Banyak kota besar di dunia terletak di tepi laut: New York, Mumbai atau Tokyo. Jakarta dan wilayah metropolitannya yang berpenduduk 32 juta orang adalah salah satu kota pesisir terpadat di dunia. Ibukota Indonesia terletak di pulau Jawa dan populasinya terus bertambah, begitu juga dengan masalah yang paling mendesak: naiknya permukaan laut dan banjir yang rutin.
Naiknya permukaan laut dan hujan monsun yang deras secara teratur membanjiri lingkungan perkotaan. Akibatnya, puluhan ribu orang telah mengungsi. Pada tahun 2007, lebih dari 70% kota dilanda hujan monsun yang lebat.
Salah satu penyebab masalah air di Jakarta adalah pertumbuhannya yang luar biasa: dalam 30 tahun terakhir, kota ini benar-benar meledak sepenuhnya: sejak tahun 1990-an, populasinya meningkat lebih dari dua kali lipat dan harus membangun rumah dan jalan.
Perbedaan antara citra satelit Landsat 1990 (kiri) dan citra 2019 (kanan) sangat besar: pinggiran kota membentang jauh hingga ruang hijau kuno, hutan, dan dataran banjir. Tetapi menebang pohon, menutup permukaan, dan meluruskan sungai ada harganya.
Ada lebih sedikit permukaan permeabel dan kemungkinan drainase untuk air hujan.

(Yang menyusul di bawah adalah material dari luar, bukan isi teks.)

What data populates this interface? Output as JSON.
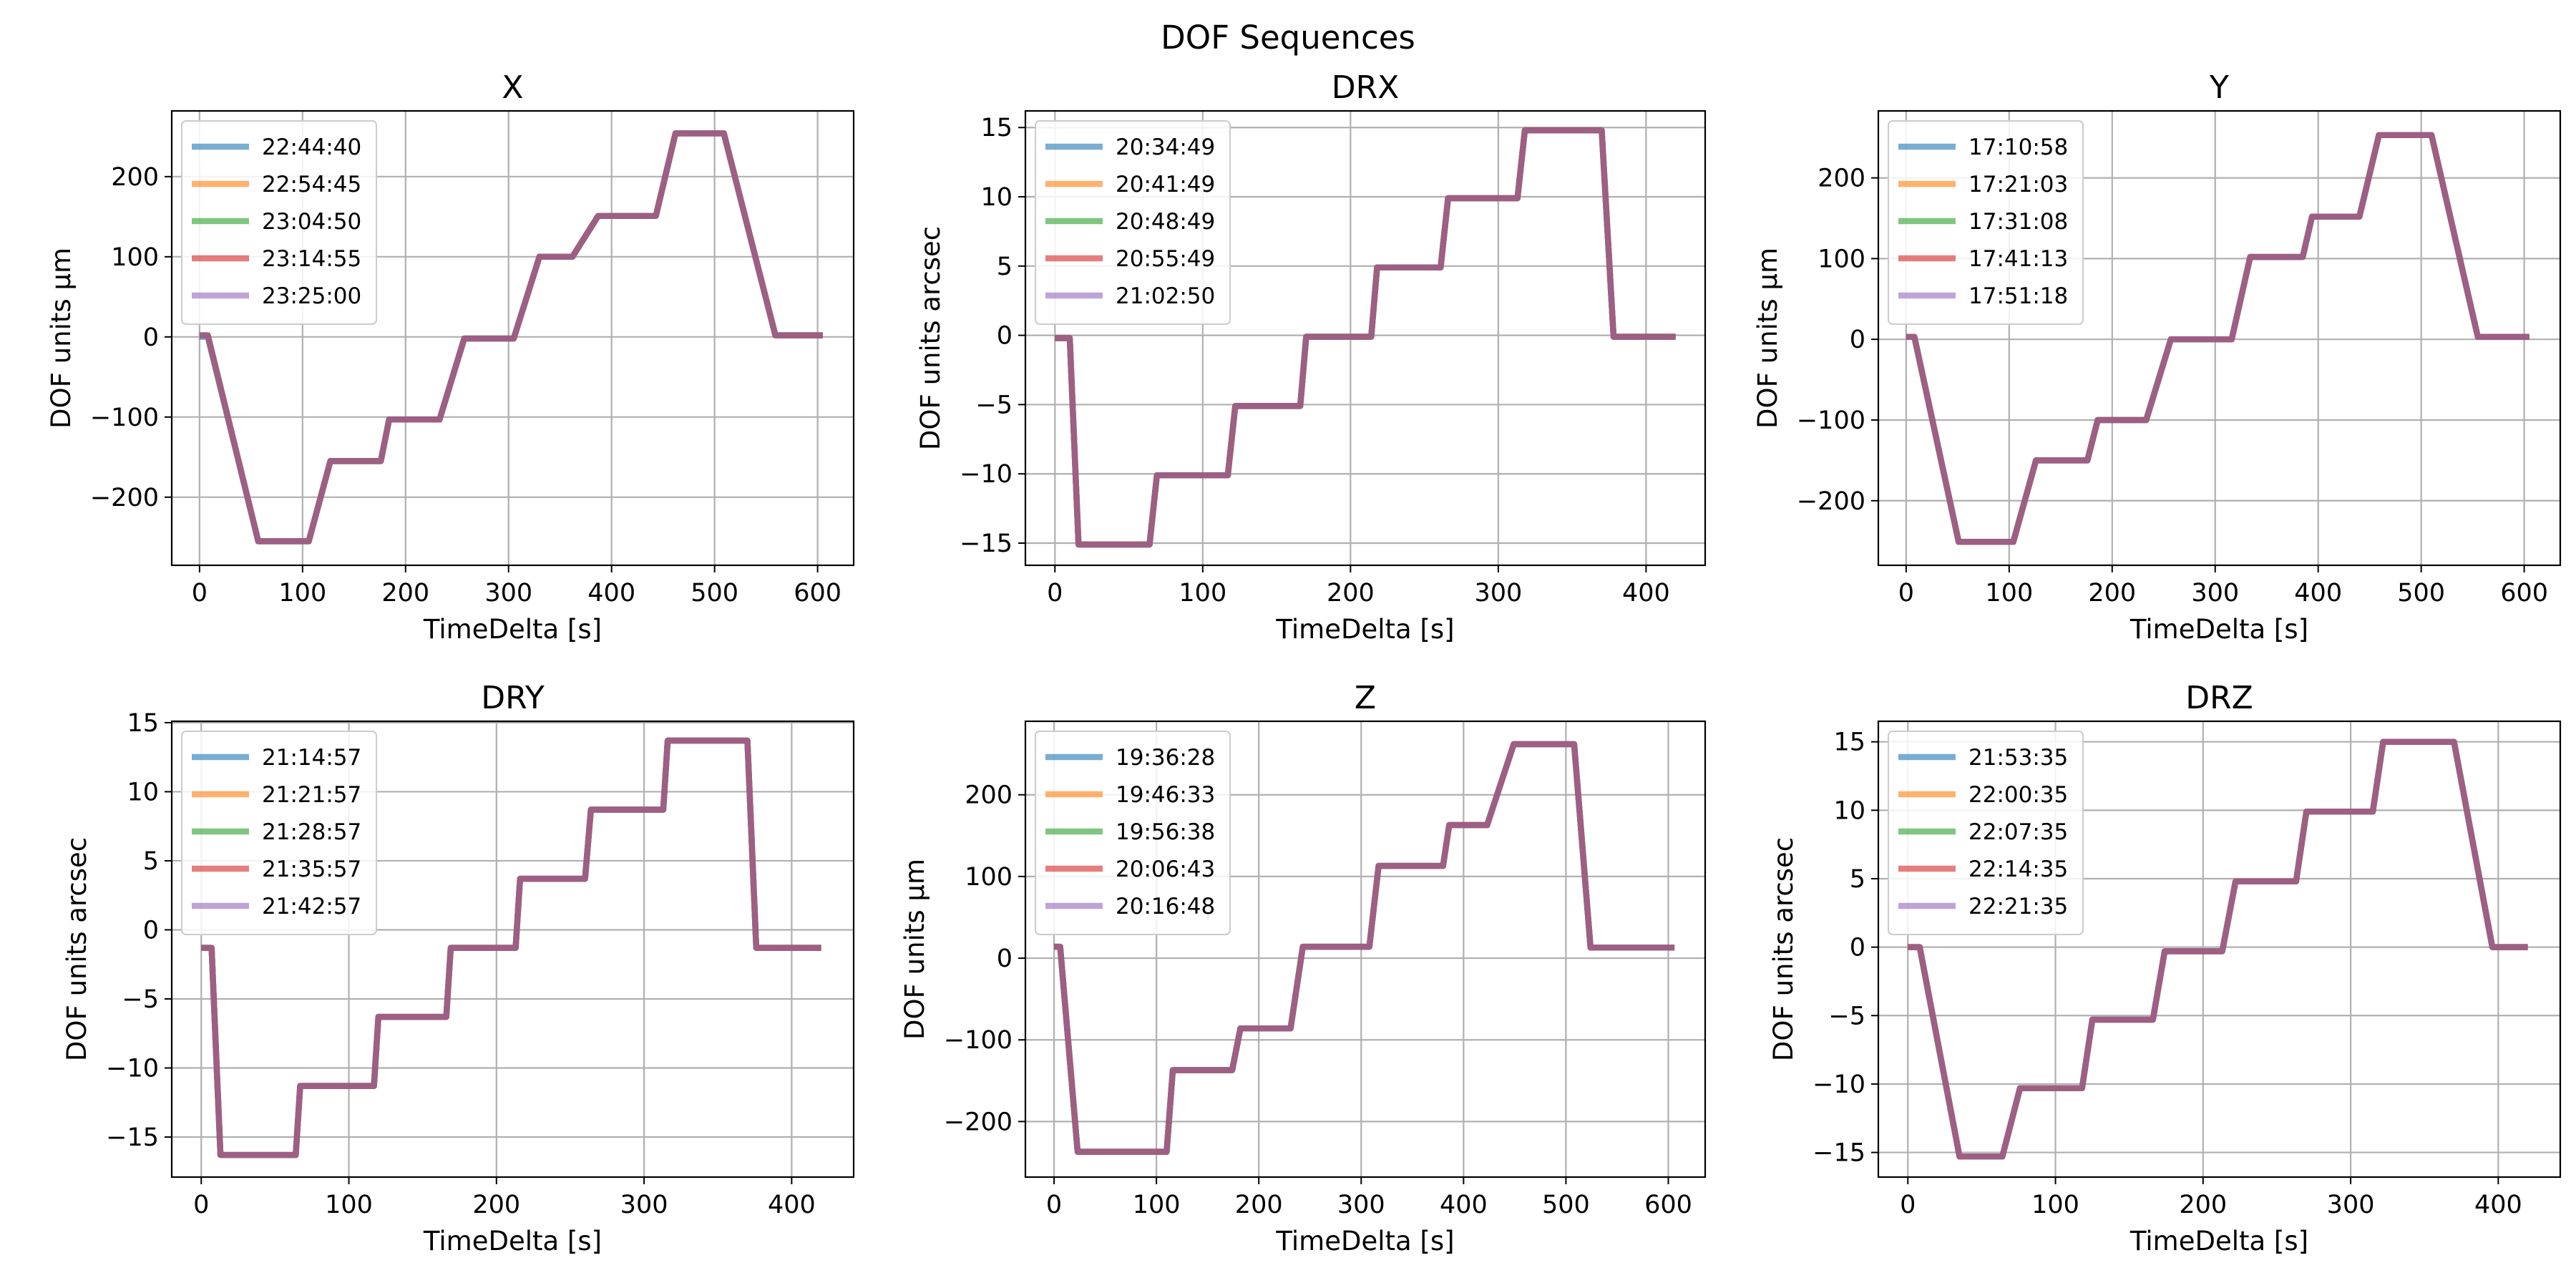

Karena masyarakat sekarang menetap di bekas dataran banjir, tidak ada lagi dataran banjir. Banyak sungai dan kanal yang menyempit atau sering tersumbat sampah – salah satu penyebab air meluap dengan cepat saat hujan deras.
Musim hujan di pedalaman, badai melanda pantai
Tapi banjir pinggiran kota bukanlah satu-satunya masalah Jakarta. Airnya juga berasal dari pantai. Karena kenaikan suhu di seluruh dunia dan kutub yang mencair, sementara itu terjadi kenaikan permukaan laut rata-rata 3,3 milimeter per tahun. Ada juga bukti bahwa perubahan iklim membuat badai dan gelombang badai dan banjir terkait lebih mungkin terjadi.
Namun demikian, sekitar 1.185 hektar tanah buatan telah diangkat dari Jakarta. Sebagian besar ruang baru telah digunakan untuk perumahan berkualitas tinggi dan lapangan golf, kata Dhritiraj Sengupta, peneliti penginderaan jauh di East China Normal University. Namun, kawasan pemukiman yang dicari di dalam dan di lepas pantai ini juga yang paling rentan.
Sudah dapat diprediksi bahwa pulau-pulau yang terangkat dan proyek reklamasi lahan akan tenggelam karena kenaikan permukaan laut – dalam beberapa kasus hingga 80 milimeter per tahun, karena satelit dan sensor darat telah mampu mengukurnya. Bahkan selama gelombang badai, proyek konstruksi ini adalah korban pertama, peneliti Sengupta memperingatkan.
Rencana induk dari pemerintah kota bahkan menyerukan pembangunan 17 pulau baru dan bendungan pelindung besar di sekitar teluk di depan Jakarta. Ini harus melindungi kota dari banjir. Tetapi proyek besar terhenti – karena alasan ekologi, ekonomi dan teknis. Situasinya kini begitu memprihatinkan sehingga pemerintah mencari ibu kota baru. Kita berbicara tentang sebuah wilayah di pulau Kalimantan.
“Pencinta kopi. Kutu buku alkohol yang ramah hipster. Pecandu media sosial yang setia. Ahli bir. Perintis zombie seumur hidup.”